How does an owner run a business?
From a staff point of view, given a choice, do you prefer a salaried manager to run the business or would you rather the owner to boss you around?
When an owner starts a business, at the startup level, it is very common for the owner who manages everything, from answering the business call to cleaning the office. This is the time when the owner already has a clear vision of what and how the business will move. When money starts coming in, he begins to hire people who can help him getting to the next milestone.
If you had ever joined a startup company, you would remember how aligned you are with the vision of the owner during meetings and discussion. There was no barrier of communication because the one who is crafting the visson is the one who communicates it. Everything just feels aligned provided that the owner is good at communicating it.
At this infancy stage it is crucial to survive and grow. Operations have to be simple. Team motivation needs to be at the highest possible level to break to the next barrier. Decisions have to be fast. In order to achieve this, it is so much easier to report to one person who makes all the decision and the best person is the owner who knew his business like the back of his hands.
Below is the mindset and common rule of thumb of an owner who manages his own business:
- Do Whatever “Needs to Be Done”
Business owners are responsible for everything. It is just natural for them to make sure everything works and all overheads are paid every month. If you are working with a business owner right now and pushing you to the limit, this is basically why.
- Negotiate Everything
Every dollar matters when a business owner is growing a business. They usually never accept the first offer and always ask for better value in the deal.
- Cash is King
All business owners know this well; cash is the lifeblood of the business. They will never risk your capital where the upside potential isn’t proportional to the downside risk. Success comes to those who are able to stay in the game the longest.

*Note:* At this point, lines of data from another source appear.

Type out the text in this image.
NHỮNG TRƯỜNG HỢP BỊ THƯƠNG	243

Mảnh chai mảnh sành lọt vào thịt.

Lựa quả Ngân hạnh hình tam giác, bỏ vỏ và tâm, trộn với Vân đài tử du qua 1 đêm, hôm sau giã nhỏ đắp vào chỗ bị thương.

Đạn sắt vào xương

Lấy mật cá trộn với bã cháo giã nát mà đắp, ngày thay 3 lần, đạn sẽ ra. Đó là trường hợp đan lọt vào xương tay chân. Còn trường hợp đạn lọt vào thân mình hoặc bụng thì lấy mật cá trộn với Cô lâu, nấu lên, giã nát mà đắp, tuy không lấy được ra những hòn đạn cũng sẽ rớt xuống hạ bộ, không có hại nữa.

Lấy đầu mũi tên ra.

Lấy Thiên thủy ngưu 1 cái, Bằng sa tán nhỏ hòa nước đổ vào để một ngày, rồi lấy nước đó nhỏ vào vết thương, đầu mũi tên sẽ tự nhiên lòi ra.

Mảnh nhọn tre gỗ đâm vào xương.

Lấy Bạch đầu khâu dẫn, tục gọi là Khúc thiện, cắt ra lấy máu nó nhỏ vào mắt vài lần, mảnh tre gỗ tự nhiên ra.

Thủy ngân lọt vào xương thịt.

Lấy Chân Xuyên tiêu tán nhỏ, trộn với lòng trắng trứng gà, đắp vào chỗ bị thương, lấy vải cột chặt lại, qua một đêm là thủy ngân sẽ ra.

- Never Rest on Your Laurel
When the business owner started to rest in his laurels or too satisfied with what he has already achieved and makes no further effort, this is when everything will fall into pieces. High standards are good and sometimes they should be impossibly high. Because if he feels too satisfied with the current effort, it will likely lead to very unsatisfactory results.
- Do It Now!
Great business owners know what to do and when to do it. They also have heightened sense of urgency to complete them right away.
- Build Something to Pass On
Some business owners run their business because they want time flexibility and more money. The great ones want to build companies that stand the test of times. They want to build a legacy that can be passed from one generation to another. This mindset creates the extra push to the owner’s motivational level.
But when it gets bigger…
But as the business grow bigger and bigger, the business just needs to hire more and more people to cope with the expansion. Business expansion comes with more challenges such as
- Keeping up with the market
- Planning ahead
- Cash flow and financial management
- Finding the right systems (standard operating procedures or work systems and flow)

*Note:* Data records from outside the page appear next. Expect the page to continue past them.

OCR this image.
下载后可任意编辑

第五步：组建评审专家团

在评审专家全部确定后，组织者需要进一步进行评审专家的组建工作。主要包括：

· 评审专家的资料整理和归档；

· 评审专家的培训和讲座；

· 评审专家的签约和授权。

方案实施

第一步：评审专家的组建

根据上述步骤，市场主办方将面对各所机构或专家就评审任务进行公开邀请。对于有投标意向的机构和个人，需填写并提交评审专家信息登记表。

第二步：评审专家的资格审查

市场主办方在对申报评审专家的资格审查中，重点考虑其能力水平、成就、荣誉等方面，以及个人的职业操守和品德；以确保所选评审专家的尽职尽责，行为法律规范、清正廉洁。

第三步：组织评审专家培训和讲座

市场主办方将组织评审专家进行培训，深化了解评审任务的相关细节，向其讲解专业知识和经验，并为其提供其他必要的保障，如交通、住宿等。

- Managing talent especially their attitude, personalities and working style
The next question is, when should an owner of business needs to hire more people? Here are some of the answers based on interviews with small business owners.

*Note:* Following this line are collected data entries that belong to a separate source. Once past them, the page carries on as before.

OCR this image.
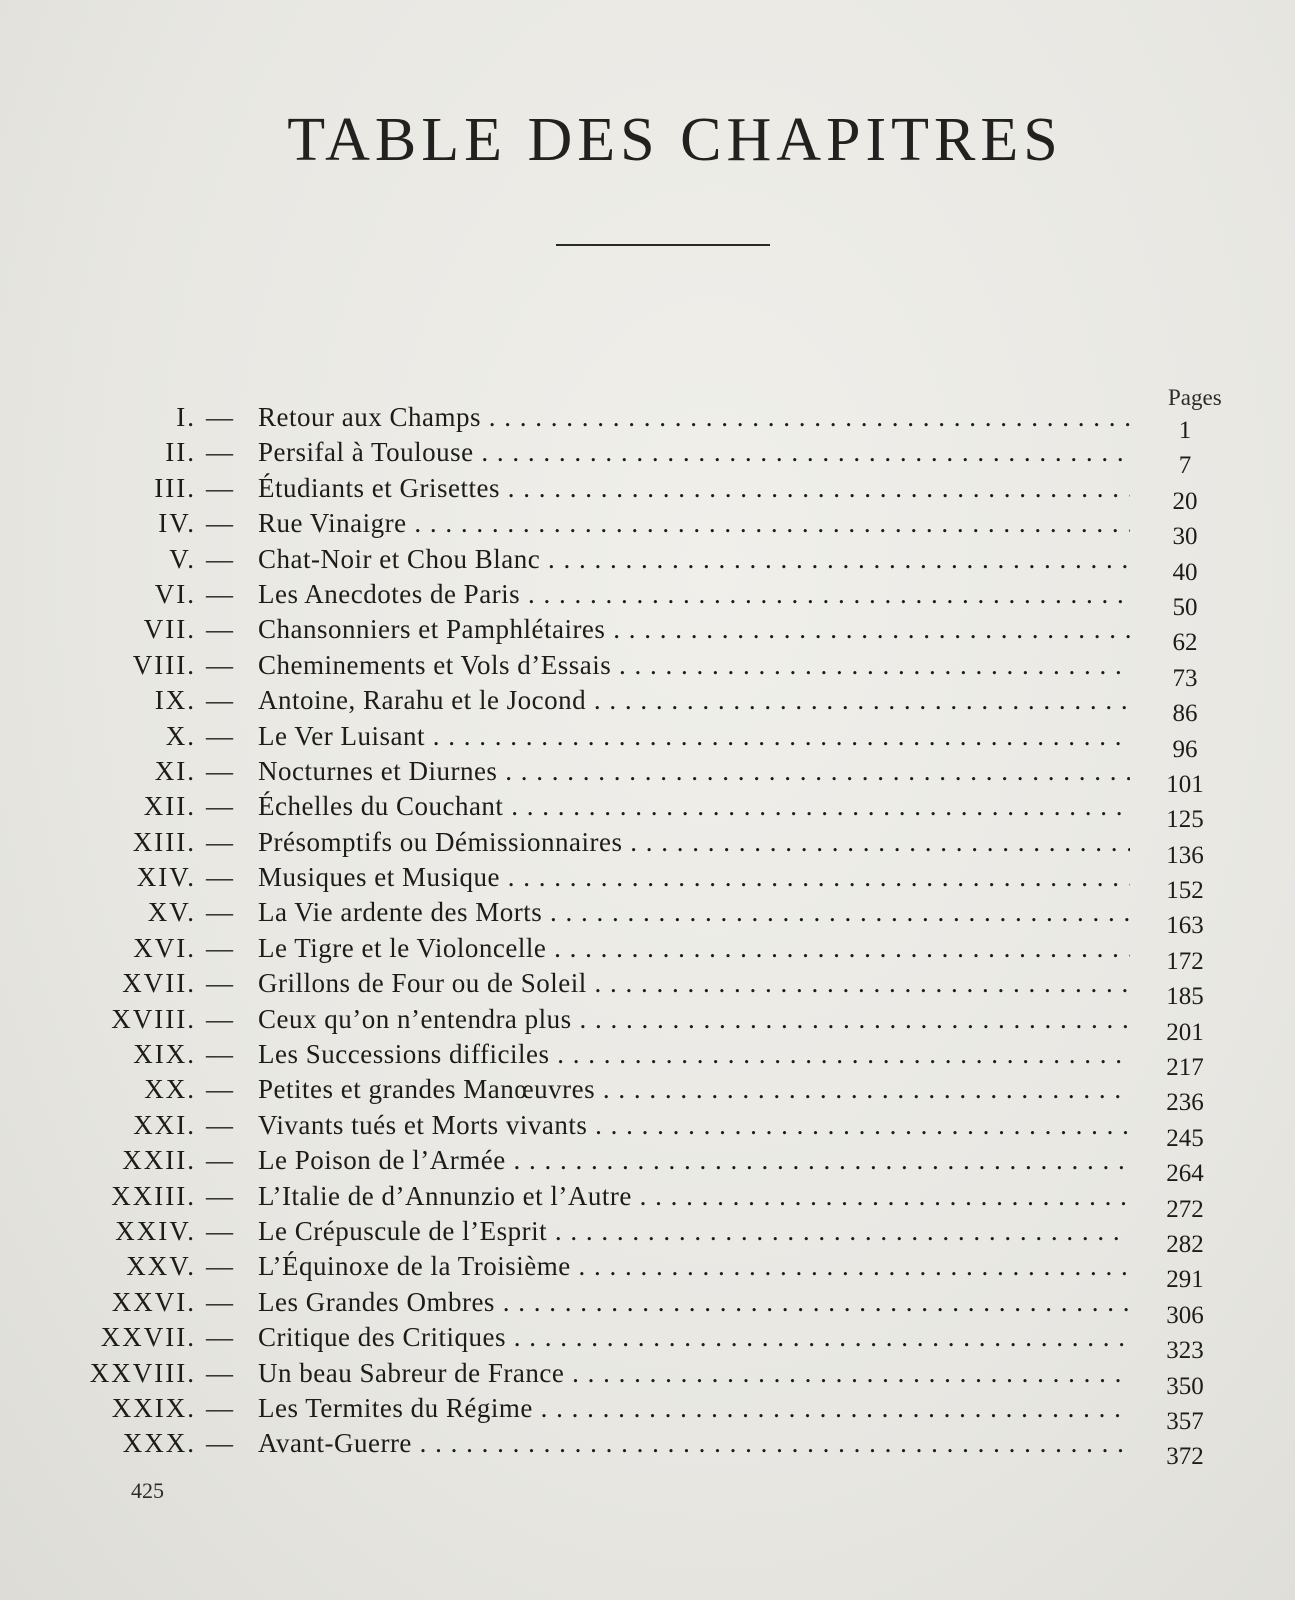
TABLE DES CHAPITRES
Pages
I. — Retour aux Champs . . .	1
II. — Persifal à Toulouse . . .	7
III. — Étudiants et Grisettes . . .	20
IV. — Rue Vinaigre . . .	30
V. — Chat-Noir et Chou Blanc . . .	40
VI. — Les Anecdotes de Paris . . .	50
VII. — Chansonniers et Pamphlétaires . . .	62
VIII. — Cheminements et Vols d’Essais . . .	73
IX. — Antoine, Rarahu et le Jocond . . .	86
X. — Le Ver Luisant . . .	96
XI. — Nocturnes et Diurnes . . .	101
XII. — Échelles du Couchant . . .	125
XIII. — Présomptifs ou Démissionnaires . . .	136
XIV. — Musiques et Musique . . .	152
XV. — La Vie ardente des Morts . . .	163
XVI. — Le Tigre et le Violoncelle . . .	172
XVII. — Grillons de Four ou de Soleil . . .	185
XVIII. — Ceux qu’on n’entendra plus . . .	201
XIX. — Les Successions difficiles . . .	217
XX. — Petites et grandes Manœuvres . . .	236
XXI. — Vivants tués et Morts vivants . . .	245
XXII. — Le Poison de l’Armée . . .	264
XXIII. — L’Italie de d’Annunzio et l’Autre . . .	272
XXIV. — Le Crépuscule de l’Esprit . . .	282
XXV. — L’Équinoxe de la Troisième . . .	291
XXVI. — Les Grandes Ombres . . .	306
XXVII. — Critique des Critiques . . .	323
XXVIII. — Un beau Sabreur de France . . .	350
XXIX. — Les Termites du Régime . . .	357
XXX. — Avant-Guerre . . .	372
425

1. When work seems endless
When it feels like a never ending day, for example if the owner started work at 9am and by 10pm the same day but there is still a pile of work not done every day, this is a clear indication that he needs to hire someone. It’s time to bring someone else handle the repetitive but important work
2. When focus is an issue
When you’re stretched for time, the quality of work and work-related decisions will suffer. There will be one error after another, not because the owner doesn’t know how to execute the work but because he is unable to put enough focus in the work. This is when the owner needs to delegate the less important functions so they can free themselves up to focus on the key elements of the business. This will allow the owner to focus on the big picture, which is vital in the survival of the business.
3. When the owner is not creating
When the owner feels like he is firefighting rather creating, it is time to hire help. The owner should look at how he is spending his working time. If his hours are mostly spent to solve one crisis after another on a daily basis, this is a classic case of firefighting. The owner should give more focus on strategic development, identifying new opportunities and building strategic relationships.
4. When the business keeps on growing
The best time to hire a manager is before the owner starts your next level of growth. Depending on business, operations manager might be the first manager to hire if the owner wants to see productivity growing while he is focusing on work related to company growth. As the owner of a company, he should be focusing on pitching new partnerships and securing investments when the company is growing.
5. When someone can do it better
There are many things a business owner can do well but he needs to know what he does best and delegate other work someone else can do better. As the founder/leader of a company, he is usually best served in leading, managing big-picture operations and pitching.
Managing a business as it expands requires different types of manager and management team. An owner can run the business and be the CEO at the same time when the business is still small and manageable. However, as it grows, he will not be able to handle it on his own anymore. Imagine if a giant company like McDonalds which have presence in almost every country in the world, the owner would not be able to manage everything on his own. He needs to delegate most of his duties to other people to ensure it runs smoothly. Even when it comes to business capital, he even needs support from shareholders and investors to make sure the business has enough money to expand and dominate a certain market.